In his last letter home, shown to the Irish Voice, Casey expressed his
delight at his visit to Ireland. He was killed in Iraq before he could mail
the letter and it was found in his luggage when the army sent his belongings
home.
In it, he describes his excitement at being in Ireland.
“While we (in Shannon), there was also a National Guard unit from Sacramento.
I spoke with the sergeant major of that unit and let him know I was from
Vacaville,” he writes.
“I also spoke with one of the airport employees. She told me about the
country and the different things to do. She also informed me that my family
name is well known here.”
Four days before his death, he added a second letter, again mentioning
Shannon, again excited that the Sheehan family was well known in Ireland.
“I spent $1.30 for a Coke out of a soda machine and got 70 cents back
in euro coins. I got to speak to one of the employees at the airport. She
told me about the country and said that our last name is very well known,”
he wrote.
According to Cindy, Casey woke her up in the middle of the night to talk
about Shannon and his hopes of returning to Ireland.
“He was on his way to Mass, and we talked about when he stopped in Ireland
to refuel. We’re Irish, so he found an airport employee that was telling
him about the history of our name, the Sheehan name,” Cindy said.
He told his mother about Ward and their meeting. Cindy said it was typical
of Casey to concentrate on a positive encounter and not on the war in Iraq.
Ward said that she remembered Casey coming into the airport’s transit
bar and sitting at the counter with some friends. “We talked about the Sheehans
and I told him about the ones that originated in Cork. Hundreds of them
came through the airport every day at that stage but I remember the conversation
very well,” she says.
“But then when I heard he had been killed in Iraq and saw his picture
in the paper, I knew it was him. I suppose you could say that is was the
usual conversation you might have with people with Irish roots, about where
they are from and that, but he was very enthusiastic about it.
“He asked me a lot about whether he could take a trip to Ireland when
he came back and how he could find his family and that kind of thing.
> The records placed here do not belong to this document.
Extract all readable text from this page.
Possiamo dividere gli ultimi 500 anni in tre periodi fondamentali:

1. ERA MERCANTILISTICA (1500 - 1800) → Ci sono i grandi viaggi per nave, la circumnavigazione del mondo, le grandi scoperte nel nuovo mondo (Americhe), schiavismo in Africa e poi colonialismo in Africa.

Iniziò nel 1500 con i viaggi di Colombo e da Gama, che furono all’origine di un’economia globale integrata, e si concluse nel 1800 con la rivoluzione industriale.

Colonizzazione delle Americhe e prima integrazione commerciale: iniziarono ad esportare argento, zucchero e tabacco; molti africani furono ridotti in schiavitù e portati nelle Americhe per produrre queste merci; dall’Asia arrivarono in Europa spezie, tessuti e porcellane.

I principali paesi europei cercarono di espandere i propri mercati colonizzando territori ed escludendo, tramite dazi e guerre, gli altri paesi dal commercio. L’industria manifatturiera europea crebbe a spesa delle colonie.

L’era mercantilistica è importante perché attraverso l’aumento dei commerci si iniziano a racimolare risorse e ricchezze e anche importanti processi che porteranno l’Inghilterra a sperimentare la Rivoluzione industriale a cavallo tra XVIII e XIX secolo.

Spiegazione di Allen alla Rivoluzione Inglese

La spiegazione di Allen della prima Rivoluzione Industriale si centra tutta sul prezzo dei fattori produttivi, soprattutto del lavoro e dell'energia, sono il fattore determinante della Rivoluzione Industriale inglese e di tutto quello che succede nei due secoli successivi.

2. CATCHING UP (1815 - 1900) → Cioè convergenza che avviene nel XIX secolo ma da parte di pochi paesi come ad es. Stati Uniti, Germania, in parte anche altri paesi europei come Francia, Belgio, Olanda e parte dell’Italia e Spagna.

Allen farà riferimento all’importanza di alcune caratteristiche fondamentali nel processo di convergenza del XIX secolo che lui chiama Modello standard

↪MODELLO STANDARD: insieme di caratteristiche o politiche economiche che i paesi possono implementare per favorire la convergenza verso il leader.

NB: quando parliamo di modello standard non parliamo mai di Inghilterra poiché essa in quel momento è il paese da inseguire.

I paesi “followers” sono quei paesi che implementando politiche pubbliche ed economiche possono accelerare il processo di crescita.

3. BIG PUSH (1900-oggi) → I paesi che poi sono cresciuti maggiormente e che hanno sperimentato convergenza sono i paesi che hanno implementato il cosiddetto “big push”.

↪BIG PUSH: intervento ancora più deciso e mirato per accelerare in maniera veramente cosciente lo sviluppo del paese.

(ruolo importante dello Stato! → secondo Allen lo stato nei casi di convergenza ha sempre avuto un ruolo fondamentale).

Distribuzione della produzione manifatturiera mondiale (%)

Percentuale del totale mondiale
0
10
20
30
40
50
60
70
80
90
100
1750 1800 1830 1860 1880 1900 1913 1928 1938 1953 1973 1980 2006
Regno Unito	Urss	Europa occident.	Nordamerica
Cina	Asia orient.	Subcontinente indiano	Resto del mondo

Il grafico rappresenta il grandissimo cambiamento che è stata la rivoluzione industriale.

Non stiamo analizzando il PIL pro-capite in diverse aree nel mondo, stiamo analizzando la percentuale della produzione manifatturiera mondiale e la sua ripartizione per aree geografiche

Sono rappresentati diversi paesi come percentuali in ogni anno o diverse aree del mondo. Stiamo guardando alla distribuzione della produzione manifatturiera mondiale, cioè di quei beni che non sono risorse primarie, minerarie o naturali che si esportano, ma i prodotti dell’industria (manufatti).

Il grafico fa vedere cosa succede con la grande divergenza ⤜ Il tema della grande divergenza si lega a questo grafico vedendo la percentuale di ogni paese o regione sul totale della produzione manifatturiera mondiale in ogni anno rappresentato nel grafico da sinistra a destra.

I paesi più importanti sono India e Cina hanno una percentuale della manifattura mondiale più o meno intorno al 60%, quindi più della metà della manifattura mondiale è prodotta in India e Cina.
He
was really into it,” she said.
Ward said it was three or four months after he was killed that she heard
that he was dead. She said she he tried to get in contact with Cindy after
hearing that Casey had been killed.
“It’s hard to see how the war is just going to end but it would be good
if President Bush meet with her anyway,” she said.
In other details of Casey’s last letters, he spoke of his difficulties
of leaving his family behind before he boarded the plane for Iraq.
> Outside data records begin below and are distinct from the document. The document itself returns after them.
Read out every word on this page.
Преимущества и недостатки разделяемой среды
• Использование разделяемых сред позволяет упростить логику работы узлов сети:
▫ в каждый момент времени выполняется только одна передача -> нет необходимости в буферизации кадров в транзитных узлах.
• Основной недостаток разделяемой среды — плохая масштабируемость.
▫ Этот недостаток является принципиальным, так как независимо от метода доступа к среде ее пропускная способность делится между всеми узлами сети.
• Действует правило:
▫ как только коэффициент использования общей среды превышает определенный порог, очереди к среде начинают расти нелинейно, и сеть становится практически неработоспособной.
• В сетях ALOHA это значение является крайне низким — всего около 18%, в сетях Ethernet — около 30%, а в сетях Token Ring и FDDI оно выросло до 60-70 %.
“The married soldiers had their families to see them off, and all I had
was a call home the night before. Mom cried her eyes out over the phone,
not the first time it happened either,” he wrote.
In another letter, dated March 31, 2004, Casey had arrived in Iraq.
“Hey Family. I’ve finally made to Iraq. Luckily for us, there was no
threat to our convoy. How is everyone doing? I wish I could be home for
Jane’s graduation,” he wrote.
As his mother’s Crawford vigil entered its second week this week, bitter
divisions emerged between her and the family of her husband, Patrick Sheehan,
who has reportedly filed for divorce.
Asked by MSNBC host Chris Matthews why members of the Sheehan family
had written a letter condemning her actions, Cindy said that they were all
from her husband’s side of the family.
“We’re always been politically on different sides of the fence,” she
said. “I have always been a Democrat and they have always been Republicans,
so we’ve always had a good-natured kind of debate within that family.”
She said that her in-laws barely knew Casey.
“They barely had a relationship with him. They call him their beloved
Casey. He was my hero before he was killed. I knew him so well,” she said.